Let $G$ be a semigroup. Then $G$ is a group if for all $a,b\in G$, the equations $ax=b$ and $ya=b$ have solutions in $G$.

This is the proposition 1.4 of hungerford algebra textbook. Can you give me a hint?

Answer 1

To find a neutral element, consider $a=b$. Name your neutral element $e$. For left/right inverses, consider $ax=e$ and $yb = e$.

Added : Suppose you want to show uniqueness of the neutral element. First of all, show that a solution to $xa = a$ is also a solution to $ay = a$. Let $x$ and $y$ be two such solutions.

The equation $za = x$ has a solution, so $$ xy = (za)y = z(ay) = za = x. $$ Similarly, the equation $aw = y$ has a solution, so $$ xy = x(aw) = (xa)w = aw = y. $$ It follows that $x=y$. In particular, if $y$ is a solution to $ay = a$, then all the solutions to $xa = a$ are equal to $y$, so there is a unique solution to $xa = a$. Similarly there is a unique solution to $ay = a$, so there is a unique neutral element for $a$. Call this element $e_a$.

Should I give more hints?
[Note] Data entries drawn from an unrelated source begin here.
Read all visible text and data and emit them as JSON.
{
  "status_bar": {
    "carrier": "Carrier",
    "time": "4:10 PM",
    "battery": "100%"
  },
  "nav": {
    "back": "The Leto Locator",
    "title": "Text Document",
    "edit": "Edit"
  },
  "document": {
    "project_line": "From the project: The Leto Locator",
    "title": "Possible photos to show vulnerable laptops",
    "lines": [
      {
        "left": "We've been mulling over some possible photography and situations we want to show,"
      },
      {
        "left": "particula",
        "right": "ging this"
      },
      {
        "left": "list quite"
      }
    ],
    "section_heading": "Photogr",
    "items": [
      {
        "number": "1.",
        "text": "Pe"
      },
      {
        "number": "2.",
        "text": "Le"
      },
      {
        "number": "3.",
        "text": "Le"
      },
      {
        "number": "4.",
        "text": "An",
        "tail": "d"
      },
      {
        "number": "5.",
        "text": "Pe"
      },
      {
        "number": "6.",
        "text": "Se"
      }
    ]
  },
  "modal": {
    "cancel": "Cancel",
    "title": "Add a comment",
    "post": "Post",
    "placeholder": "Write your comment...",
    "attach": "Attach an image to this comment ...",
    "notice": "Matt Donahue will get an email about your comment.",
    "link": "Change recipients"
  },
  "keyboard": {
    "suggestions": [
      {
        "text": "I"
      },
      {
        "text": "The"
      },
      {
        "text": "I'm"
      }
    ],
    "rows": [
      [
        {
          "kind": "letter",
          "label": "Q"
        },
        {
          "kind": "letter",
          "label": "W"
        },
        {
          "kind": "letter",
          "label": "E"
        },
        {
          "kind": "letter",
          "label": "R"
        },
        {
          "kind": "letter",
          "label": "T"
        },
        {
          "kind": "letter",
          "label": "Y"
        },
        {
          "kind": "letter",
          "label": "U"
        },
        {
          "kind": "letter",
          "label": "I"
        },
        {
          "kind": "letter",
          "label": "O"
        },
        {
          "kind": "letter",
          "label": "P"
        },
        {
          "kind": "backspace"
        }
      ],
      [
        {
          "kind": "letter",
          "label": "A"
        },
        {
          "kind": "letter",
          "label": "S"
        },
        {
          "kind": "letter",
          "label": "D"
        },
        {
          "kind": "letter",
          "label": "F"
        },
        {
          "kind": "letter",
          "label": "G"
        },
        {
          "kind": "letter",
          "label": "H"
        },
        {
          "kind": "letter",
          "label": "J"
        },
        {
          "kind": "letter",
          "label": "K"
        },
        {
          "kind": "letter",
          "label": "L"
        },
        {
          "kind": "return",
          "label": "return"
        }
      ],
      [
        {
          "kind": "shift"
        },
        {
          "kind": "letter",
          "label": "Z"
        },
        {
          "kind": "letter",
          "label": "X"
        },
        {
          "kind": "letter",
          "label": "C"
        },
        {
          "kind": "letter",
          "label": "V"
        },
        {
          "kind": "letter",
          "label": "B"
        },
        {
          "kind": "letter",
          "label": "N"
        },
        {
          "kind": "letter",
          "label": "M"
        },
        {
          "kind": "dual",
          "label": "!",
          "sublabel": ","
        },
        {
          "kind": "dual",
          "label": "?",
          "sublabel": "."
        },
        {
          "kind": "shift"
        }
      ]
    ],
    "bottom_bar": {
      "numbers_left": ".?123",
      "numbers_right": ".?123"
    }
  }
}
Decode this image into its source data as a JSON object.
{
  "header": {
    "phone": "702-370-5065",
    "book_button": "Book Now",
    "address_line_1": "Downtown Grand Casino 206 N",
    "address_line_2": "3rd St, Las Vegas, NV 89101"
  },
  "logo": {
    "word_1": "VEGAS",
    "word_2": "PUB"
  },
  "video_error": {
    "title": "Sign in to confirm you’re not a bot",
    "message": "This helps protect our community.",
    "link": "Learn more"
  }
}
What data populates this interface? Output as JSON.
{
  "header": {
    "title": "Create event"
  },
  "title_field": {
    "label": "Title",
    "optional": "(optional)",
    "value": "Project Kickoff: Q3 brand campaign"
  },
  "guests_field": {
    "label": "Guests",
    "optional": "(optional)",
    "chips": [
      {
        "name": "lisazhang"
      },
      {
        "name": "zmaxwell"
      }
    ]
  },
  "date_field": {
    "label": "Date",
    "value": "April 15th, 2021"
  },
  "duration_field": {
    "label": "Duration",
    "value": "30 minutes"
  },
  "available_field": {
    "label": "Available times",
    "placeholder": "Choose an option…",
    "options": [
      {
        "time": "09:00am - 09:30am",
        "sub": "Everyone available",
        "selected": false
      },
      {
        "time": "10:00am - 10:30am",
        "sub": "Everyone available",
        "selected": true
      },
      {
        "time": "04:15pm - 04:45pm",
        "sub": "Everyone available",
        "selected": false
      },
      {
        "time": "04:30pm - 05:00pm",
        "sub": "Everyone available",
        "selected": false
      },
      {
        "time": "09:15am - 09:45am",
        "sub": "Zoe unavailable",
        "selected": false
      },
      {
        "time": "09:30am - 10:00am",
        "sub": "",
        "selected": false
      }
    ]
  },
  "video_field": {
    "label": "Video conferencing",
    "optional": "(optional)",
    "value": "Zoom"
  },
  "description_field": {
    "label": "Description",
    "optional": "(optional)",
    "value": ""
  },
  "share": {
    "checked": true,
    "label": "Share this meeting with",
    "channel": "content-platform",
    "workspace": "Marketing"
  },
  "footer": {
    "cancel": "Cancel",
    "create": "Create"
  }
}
The idea is to keep playing so that you accumulate enough properties to get your group. I don't have the whole proof in my head, but as soon as you'll have enough properties to have a group, you can clean the mess and make a clean proof out of it.

I add the rest of the proof here. Hover your mouse over if it you want to see.

Let $a,b \in G$ and consider their unique neutral elements $e_a$, $e_b$ as above. Note that since $a e_a^2 = (ae_a)e_a = a e_a = a$, we have $e_a^2 = e_a$. Now we show that $e_a e_b = e_a$. Pick $z \in G$ such that $z e_b = e_a$. Then $e_a e_b = z e_b e_b = z e_b^2 = z e_b = e_a$. Similarly, pick $y \in G$ such that $e_a y = e_b$, so that $e_a e_b = e_a^2 y = e_a y = e_b$. Therefore $e_a = e_a e_b = e_b$. This implies $e_a = e_b$ for all $a,b \in G$, i.e. there exists a unique neutral element which we call $e$. Now all we need to show is that left and right inverses (i.e. solutions to $ax=e$ and $ya = e$) are equal. But if $ax = e$ and $ya = e$, then $y = ye = y(ax) = (ya)x = ex = x$, so we have a group.

Hope that helps,